Dependence on food banks cause for concern

I appreciate the comments directed at me, by Ms. Joyce of 150 Mile.

Editor:

 

I appreciate the comments directed at me, by Ms. Joyce of 150 Mile. One of the philosophies that I live by is, “Don’t expect others to do for you what you can do for yourself.” I guess as a senior that is an age thing. My parents, my grandparents and my great grand parents each before me struggled through periods of impossible economic times.

My second eldest daughter, living in Alberta, a single mother of four children, two in high school, an adopted pre-schooler, and an autistic son. She receives dialysis treatment for a kidney disease three hours a day, three times a week. When asked why she does not use the food bank, says, “I am sure that there are others in far more need than I am.”  With no help from a former husband she works at living within her means.

That is my question, regarding the growing number of people dependent on the food banks, are they doing all they can to help themselves. I recall a National Geographic magazine article about Medellin Columbia, the article discussed how the poor people in tightly packed neighbourhoods of shacks helped provide for their families needs, without gardens, by growing food in pots wherever they could find room to put a pot.

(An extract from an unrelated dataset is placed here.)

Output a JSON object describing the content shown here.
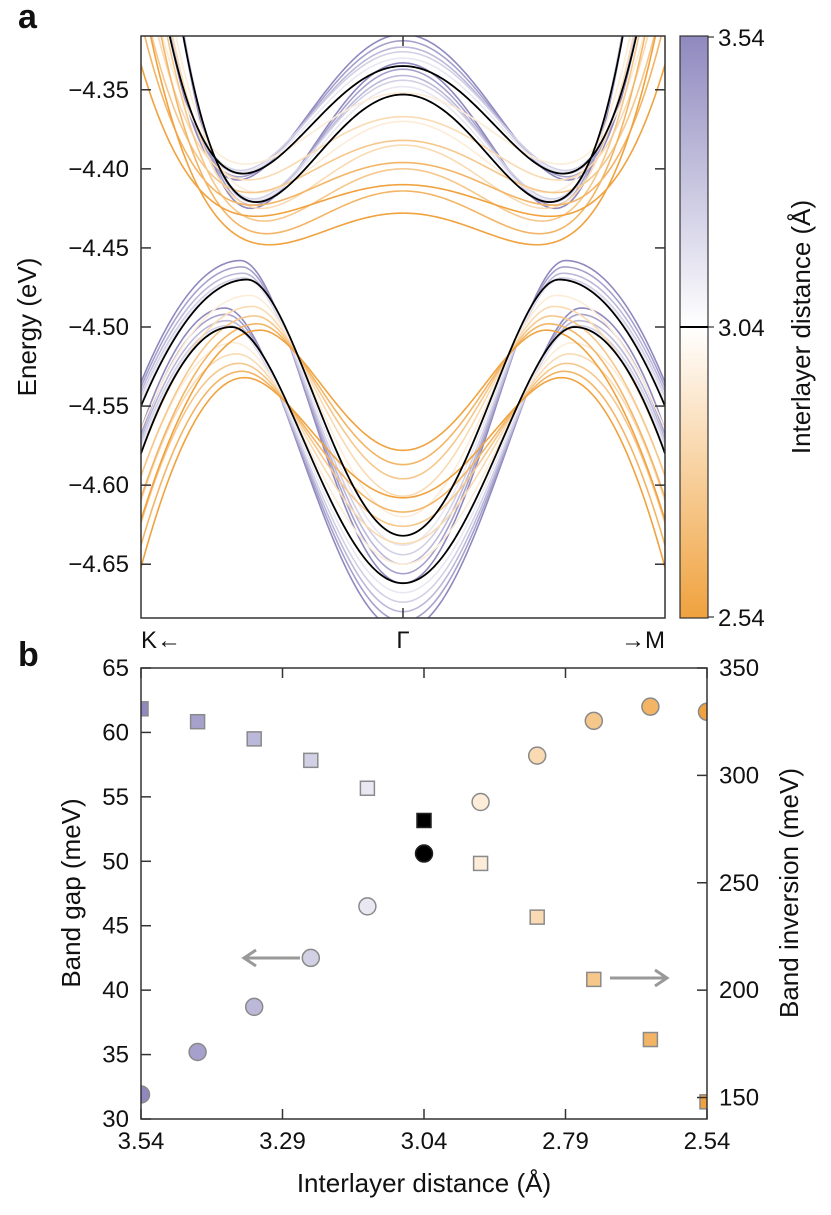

Ms. Joyce compares me to a mean old bear; I recall a very sad case of a very hungry momma bear. Momma bear had been raised for generations on garbage, the garbage dump had been closed and moved several kilometers away, momma bear with two tiny cubs had no food, had not learned to survive on plant life or even how to fish.

I stopped my service truck beside her, I observed that the poor animal was giving her body to provide for her cubs; she was just a bag of bones. How different is that, where the less needy go to the food banks while those in dire need say, “I’ll get by, there may be others more in need than I.”

The growing dependence on food banks is comparable to the people of Greece that have become so dependent on an entitlement society, that like the starving momma bear, just don’t know how to survive.

Living within our means, means that those that truly are in need, can get the help that they need.